The character is noted as "pixie-like" and capable of "saving the occasional man (on behalf of the women who need him)", according to Dominique Mainon and James Ursini, who recall that Miller loved drawing the character and insisted that she was one of the rare ones in the book that does not talk a lot. The same authors found she was "superbly portrayed" by Aoki.

The character was noted for being "a non-speaking" one. A fact that likens her to Kevin. The fact that she does not speak made other commentators think that she "represents an ultraviolent, sword-wielding Amazon of Japanese origin who doesn't speak, i.e., who is possibly mute."

Miho is also noted for being the "most deadly woman in the city" and even "perhaps the most deadly person in the film". Samantha Lindop called her "a lethal ninja [who] has a compassionate side." George Larke Shaw wrote she is one the characters who exemplify the way the figure of the assassin has crossed gender boundaries in recent years, leading to the hit-girl type, and more specifically to the "girl assassin or teen ninja". Best Life listed her among the Most erotic executioners on the big screen". Kwai-Cheung Lo considered those characters including Miho, are modeled after female Hong Kong action heroes.

The fact that her ethnicity is clearly Asian is also noted, especially in the context of Neo-noir fiction.
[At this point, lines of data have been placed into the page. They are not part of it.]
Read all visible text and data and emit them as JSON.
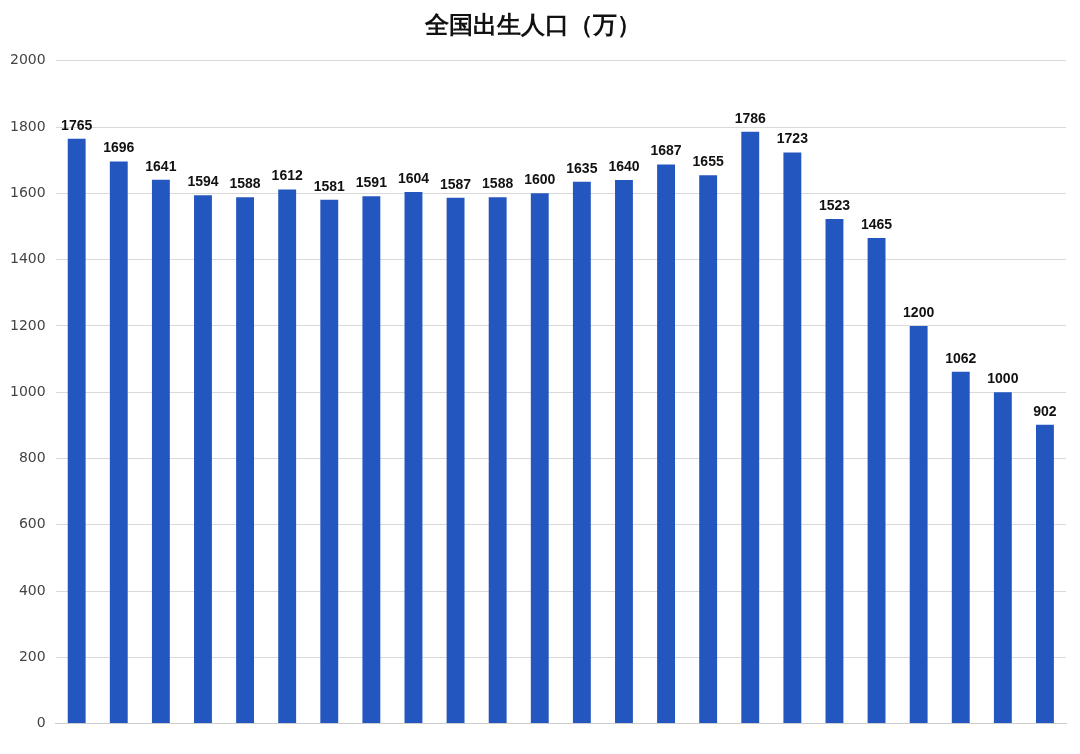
{
  "chart_data": {
    "type": "bar",
    "title": "全国出生人口（万）",
    "categories": [
      null,
      null,
      null,
      null,
      null,
      null,
      null,
      null,
      null,
      null,
      null,
      null,
      null,
      null,
      null,
      null,
      null,
      null,
      null,
      null,
      null,
      null,
      null,
      null
    ],
    "values": [
      1765,
      1696,
      1641,
      1594,
      1588,
      1612,
      1581,
      1591,
      1604,
      1587,
      1588,
      1600,
      1635,
      1640,
      1687,
      1655,
      1786,
      1723,
      1523,
      1465,
      1200,
      1062,
      1000,
      902
    ],
    "color": "#2456c0",
    "ylim": [
      0,
      2000
    ],
    "yticks": [
      0,
      200,
      400,
      600,
      800,
      1000,
      1200,
      1400,
      1600,
      1800,
      2000
    ],
    "grid": "y",
    "data_labels": true
  }
}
The character has been compared to Elektra but Véronique Sina considers that her graphic treatment and ethnicity could be an expression of the long-time interest of Miller in manga.

In the economy of the fiction, she functions as "[Dwight's] guide through a world he rarely gets to see" In an interview, Miller stated that although she had been conceived "originally [as] a background character", Miho had proved such a "scene-stealer" and "so fun to draw" that she eventually "grabb[ed] full pages and t[ook] most of the action".